°Bölüm 10°

105 10 5
                                    

İyi geceler arkadaşlar! Yeni bölümle geldim, umarım beğenirsiniz. Eleştirilere ciddi anlamda ihityacım var. Lütfen eleştirin, çünkü kendimi geliştirbilmem için çok önemli. İnşallah beğenirsiniz diyorum, hayırlı ramazanlar diyerek gidiyorum.

Multimedyada Eftelya ve Deniz var!

Miraç'ı her ne kadar zihnimden kapı dışarı etsem de bir yolunu bulup içeri girmeyi başarıyordu. Bu yüzden de derse kendimi verememiştim. Zaten son zamanlarda hiç olmadığı kadar derslerimden kopmuştum. İpin ucunu fazla kaçırmadan yakalamam iyi olacaktı kendi adıma.

Göz ucuyla Miraç'a baktığımda gözleri dalmış, kalemiyle kağıda bir şeyler karaladığını gördüm. Sanırım o da düşünüyordu, zaten düşünmek insanın en büyük silahı değil miydi? Miraç'a beklediğimden daha çabuk alışmıştım, aramızın böyle olması da hayli canımı sıkıyordu.

Zilin çalmasıyla bende herkes gibi hareketlendim ve Destina ile birlikte sınıftan çıktık. Miraç'ı önde giderken gördüğümde onunla bir an önce konuşmam gerektiğini bildiğim için Destina'ya gitmesini söyledim. Miraç hızla ilerliyordu, yetişmem biraz zor olmuştu.

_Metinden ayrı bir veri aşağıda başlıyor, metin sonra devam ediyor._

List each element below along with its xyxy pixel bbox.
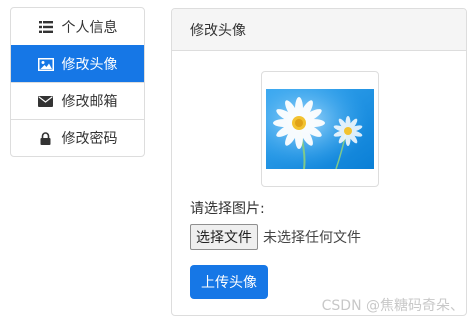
watermark: CSDN @焦糖码奇朵、 [321, 298, 464, 314]
sidebar-item-avatar[interactable]: 修改头像 [11, 45, 144, 82]
panel-title: 修改头像 [172, 9, 466, 51]
sidebar-item-email[interactable]: 修改邮箱 [11, 82, 144, 119]
avatar-preview [261, 71, 379, 187]
choose-file-button[interactable]: 选择文件 [190, 224, 258, 250]
picture-icon [37, 57, 54, 71]
choose-image-label: 请选择图片: [190, 201, 265, 217]
sidebar-item-label: 修改邮箱 [61, 94, 118, 110]
lock-icon [38, 131, 54, 145]
avatar-panel: 修改头像 请选择图片: 选择文件 未选择任何文件 上传头像 [171, 8, 467, 316]
avatar-image [266, 89, 374, 169]
sidebar-item-label: 修改密码 [61, 131, 118, 147]
settings-sidebar: 个人信息 修改头像 修改邮箱 修改密码 [10, 7, 145, 157]
upload-avatar-button[interactable]: 上传头像 [190, 265, 268, 299]
sidebar-item-label: 修改头像 [61, 57, 118, 73]
file-input[interactable]: 选择文件 未选择任何文件 [190, 224, 361, 250]
envelope-icon [38, 94, 54, 108]
sidebar-item-password[interactable]: 修改密码 [11, 119, 144, 156]
sidebar-item-profile[interactable]: 个人信息 [11, 8, 144, 45]
sidebar-item-label: 个人信息 [61, 19, 118, 36]
file-status-text: 未选择任何文件 [263, 230, 361, 246]
list-icon [38, 20, 54, 34]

- Hey! Beklesene, kimden kaçıyorsun böyle?!

Soluk soluğa kalmıştım.

- Seni hiçbir şey olmamış gibi affetmekten. Sana olan şevkatimden, acıma duygumdan ve...

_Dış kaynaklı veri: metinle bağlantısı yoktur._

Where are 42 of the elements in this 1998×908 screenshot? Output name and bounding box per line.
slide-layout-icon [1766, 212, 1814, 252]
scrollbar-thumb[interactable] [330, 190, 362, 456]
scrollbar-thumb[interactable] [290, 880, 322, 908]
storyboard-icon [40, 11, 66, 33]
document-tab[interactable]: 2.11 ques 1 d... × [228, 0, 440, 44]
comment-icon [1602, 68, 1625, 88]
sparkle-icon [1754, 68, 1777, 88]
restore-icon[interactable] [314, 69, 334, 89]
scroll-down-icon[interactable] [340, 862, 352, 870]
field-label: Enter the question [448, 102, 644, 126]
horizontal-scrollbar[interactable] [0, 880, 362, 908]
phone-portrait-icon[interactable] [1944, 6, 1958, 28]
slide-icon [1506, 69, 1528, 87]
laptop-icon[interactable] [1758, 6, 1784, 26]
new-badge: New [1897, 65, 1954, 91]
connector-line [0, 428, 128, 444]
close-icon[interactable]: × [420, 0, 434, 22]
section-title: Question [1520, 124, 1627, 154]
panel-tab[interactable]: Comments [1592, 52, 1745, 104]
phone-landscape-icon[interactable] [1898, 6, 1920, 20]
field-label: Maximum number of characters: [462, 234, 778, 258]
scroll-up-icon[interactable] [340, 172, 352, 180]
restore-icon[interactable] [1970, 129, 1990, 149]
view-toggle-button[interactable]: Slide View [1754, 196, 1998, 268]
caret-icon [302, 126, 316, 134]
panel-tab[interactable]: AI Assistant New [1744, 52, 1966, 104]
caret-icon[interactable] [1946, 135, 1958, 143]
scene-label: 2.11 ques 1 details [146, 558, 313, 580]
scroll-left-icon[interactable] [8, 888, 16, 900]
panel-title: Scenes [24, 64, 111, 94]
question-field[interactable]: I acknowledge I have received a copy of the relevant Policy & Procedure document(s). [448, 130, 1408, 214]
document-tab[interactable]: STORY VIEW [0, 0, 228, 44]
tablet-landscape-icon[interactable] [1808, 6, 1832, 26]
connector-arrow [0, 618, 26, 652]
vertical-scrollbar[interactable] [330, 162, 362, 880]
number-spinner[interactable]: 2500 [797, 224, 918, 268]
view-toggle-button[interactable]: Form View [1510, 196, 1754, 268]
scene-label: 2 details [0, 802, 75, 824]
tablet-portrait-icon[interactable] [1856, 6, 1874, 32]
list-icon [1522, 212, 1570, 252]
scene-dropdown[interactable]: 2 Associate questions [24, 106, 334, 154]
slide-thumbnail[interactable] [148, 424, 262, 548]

- Neden böyle söylüyorsun Miraç?

- Bu kadar kör olduğuna inanamıyorum.

- Neler olduğundan bahsedecek misin artık, çünkü daha fazla hakaret yemeye dayanamayacağım.

- Livane ya çok zekisin ya da gerçekten salaksın. Hangisi?

- Hey... Yeter ama!

- Sınıfta kolumu omzuna attığım için herkesin önünde beni küçük düşürdün, yemekhanede ise Tanıl'ın senin gözlerinin içine bakmasına rağmen karşına oturmasına sesini çıkartmadın. Bu ne demek oluyor biliyor musun?

- Haklısın, ama bu bana hakaret etmeni gerektirmiyor. Bu kadar düşeceğini sanmıyordum.

Daha fazla çirkin şey söylememek için hızla arkamı döndüm ve yürümeye başladım. Kolumun sertçe ama bir o kadar da nazik çekilmesiyle durup, arkamı döndüm. Miraç öylece yüzüme bakıyordu. Okulun bahçesinde kimse kalmadığı için böyle rahat davranabiliyordum yoksa çoktan dışarıya çıkmıştım bile.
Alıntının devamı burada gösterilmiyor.